Monthly Archives: October 2012

The other day, Veda dumped a bottle of Febreze out. Today it was dish soap. And then she pulled all the photographs I was proud of having so neatly arranged over my bed. She is her own force of destruction. Sometimes wasteful. Forcing me to do things differently. Not attempt to replicate them the same way. Her actions often make me want to give up, although I am sure the real intent is for me to start over, try something new. So it is. Change, change, change. Repeat. Start over. Think originally.

Watched Democracy now, seriously, what the fuck am I doing with my life? I need to be involved and raising awareness for all of this shit going on. Not feeling like I have to be responsible for the world, but certainly raise some fucking awareness.

Times I was happy. People that inspire me. People that I envy.

I am trying to think of times I was truly happy. Most of the time I was always looking to the future, Or seemingly bored. I was happy in Ireland and did not want to come home. I was happy in New York, but I was so young mom wouldn’t let me out of her sight. I am happy when reading or writing or outside or eating pancakes alone anonymously in a pancake shop. I am happy when having good sex. I was happy when shooting movies with friends. In class, collaboratively. When heatedly discussing current issues in environmental science or economics. Traveling, traveling, traveling. I’ve been wanting to escape since I was eleven.

People that inspire me. Locally: Beth, Shea and Bill, Barbara, Cheryl, Ian. With their pleasant homes and intense creative community involvement.  Lisa and Bri Farmer’s Market style. Courtney’s studio. Not locally: guy from HONY, Tiffany Rothe, Serena Williams, Neil Degrasse Tyson. Thinker’s Movers Shakers.

People I envy: local gallery owners with attached apartments. People that can afford to eat well out. People that can comfortably pay their bills, support local artisans, and travel. People that have more people that are unconditionally supportive in helping them raise their children. People with better physical attributes and can express their style through clothing and decor. Academics.

“Regret for the things we did can be tempered by time; it is regret for the things we did not do that is inconsolable.”

– Sydney J. Harris, US syndicated columnist.

“So – how do you find it? Think back. Look over all the times you were happy. Look to who inspires you. Look to who you envy. All these signs point to your bliss. Times you were happy show you what you love to do. People who inspire you are living a version of life that you want to live. And people that you envy hold the key to the things you “think” you are missing from your life.

 

If you combine all these things you will get a pretty good look at what your bliss is. What your purpose is.

And one more KEY thing. Once you find it, you MUST dedicate your life to SERVICE. To adding value to other people’s lives. Your purpose and bliss are not complete without this KEY ingredient!”

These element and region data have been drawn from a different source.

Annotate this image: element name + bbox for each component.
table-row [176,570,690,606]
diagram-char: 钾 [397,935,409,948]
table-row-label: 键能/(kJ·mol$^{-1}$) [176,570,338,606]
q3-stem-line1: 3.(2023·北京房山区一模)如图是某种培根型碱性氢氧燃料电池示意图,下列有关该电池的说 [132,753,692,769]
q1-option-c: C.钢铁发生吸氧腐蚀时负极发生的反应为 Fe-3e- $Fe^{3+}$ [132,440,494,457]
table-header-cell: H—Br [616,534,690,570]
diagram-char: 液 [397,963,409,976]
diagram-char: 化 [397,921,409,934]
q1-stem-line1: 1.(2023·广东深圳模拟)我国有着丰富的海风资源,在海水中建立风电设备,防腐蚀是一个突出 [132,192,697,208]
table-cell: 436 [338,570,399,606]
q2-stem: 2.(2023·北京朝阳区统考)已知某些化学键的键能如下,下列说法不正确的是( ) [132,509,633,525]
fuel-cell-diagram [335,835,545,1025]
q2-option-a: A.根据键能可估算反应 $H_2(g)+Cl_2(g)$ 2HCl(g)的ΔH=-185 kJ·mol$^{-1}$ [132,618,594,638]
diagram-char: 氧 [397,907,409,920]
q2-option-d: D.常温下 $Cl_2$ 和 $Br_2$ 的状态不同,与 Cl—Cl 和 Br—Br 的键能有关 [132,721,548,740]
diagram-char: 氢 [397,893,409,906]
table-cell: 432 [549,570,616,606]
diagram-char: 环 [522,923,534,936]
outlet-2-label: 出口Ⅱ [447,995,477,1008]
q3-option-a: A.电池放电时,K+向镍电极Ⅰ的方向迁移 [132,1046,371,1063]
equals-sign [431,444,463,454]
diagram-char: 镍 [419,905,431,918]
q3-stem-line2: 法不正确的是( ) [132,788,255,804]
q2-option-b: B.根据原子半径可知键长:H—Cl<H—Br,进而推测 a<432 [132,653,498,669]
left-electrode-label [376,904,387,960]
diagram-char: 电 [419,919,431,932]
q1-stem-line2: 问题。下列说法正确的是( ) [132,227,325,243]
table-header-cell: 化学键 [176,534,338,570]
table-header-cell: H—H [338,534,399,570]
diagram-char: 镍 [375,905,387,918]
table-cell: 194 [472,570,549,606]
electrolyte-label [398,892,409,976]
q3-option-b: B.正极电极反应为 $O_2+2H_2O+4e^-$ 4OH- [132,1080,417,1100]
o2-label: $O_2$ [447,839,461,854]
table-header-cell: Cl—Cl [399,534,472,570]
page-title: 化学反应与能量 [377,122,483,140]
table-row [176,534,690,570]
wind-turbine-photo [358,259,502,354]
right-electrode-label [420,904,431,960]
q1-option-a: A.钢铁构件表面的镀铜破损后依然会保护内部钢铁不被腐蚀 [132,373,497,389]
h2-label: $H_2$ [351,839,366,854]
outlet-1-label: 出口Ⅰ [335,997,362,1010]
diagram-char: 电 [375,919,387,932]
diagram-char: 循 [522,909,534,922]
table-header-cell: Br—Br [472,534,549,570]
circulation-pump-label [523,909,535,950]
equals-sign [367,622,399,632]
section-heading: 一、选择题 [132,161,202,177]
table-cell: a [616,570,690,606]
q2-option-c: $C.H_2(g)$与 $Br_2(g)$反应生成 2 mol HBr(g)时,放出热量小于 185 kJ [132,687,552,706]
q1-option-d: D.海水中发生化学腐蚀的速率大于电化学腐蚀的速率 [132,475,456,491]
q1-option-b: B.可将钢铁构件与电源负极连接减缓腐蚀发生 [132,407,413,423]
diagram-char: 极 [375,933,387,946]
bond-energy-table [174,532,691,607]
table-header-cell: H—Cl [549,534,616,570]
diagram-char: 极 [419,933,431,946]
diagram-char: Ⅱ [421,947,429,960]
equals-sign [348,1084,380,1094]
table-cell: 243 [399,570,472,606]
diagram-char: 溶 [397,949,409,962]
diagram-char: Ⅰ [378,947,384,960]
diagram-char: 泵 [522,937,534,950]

Okay, I am going to give the above some thought and right about it later. Because this subject has really been on mind since last Tuesday’s yoga/walk evening.

Maybe it is color that I need. Color and people and tables full of food and fulfilling work and well what all else. Making things, And maybe I am surrounded by what I need and I don’t even see it. Maybe.

Work: collaborative meaningful work to fulfill me

Important things: sanctuary

eat well

support people doing what they love

closer to nature even if that includes seemingly ironic more active downtown presence wherever i may be

spiritual physicality

“Leave the situation or accept it. All else is madness.” ~ Eckhart Tolle

“Do not let feelings of guilt over your situation as a single parent cause you to be a permissive parent.

My sister told me to check out the JW website and read a few articles and see if anything made me feel more positive. And I have to say these articles on single parenting are hitting the nail on the head. I needed to hear this stuff.

 

“Opposition is a natural part of life. Just as we develop our physical muscles through overcoming opposition – such as lifting weights – we develop our character muscles by overcoming challenges and adversity.” 

-Stephen R. Covey, best-selling author and speaker. 

Life is short, and even for those that get plenty of years, life is meant to be lived fully. I was depressed yesterday, because I realized that the people closest to me are not what is healthiest for me in the my life, and in the way that I pursue it. And that I am living much as I grew up hoping not to live it. In front of a computer screen, but not utilizing the computer as a tool, but as a mind numbing distraction from fulfilling work that would leave me more satisfied. I am constantly compromising myself and my beliefs instead of shining through.

Now is the time for self acceptance and action and making scary decisions. For riding the fear of doubt about my capabilities concerning work and moving somewhere new. NOW is the time.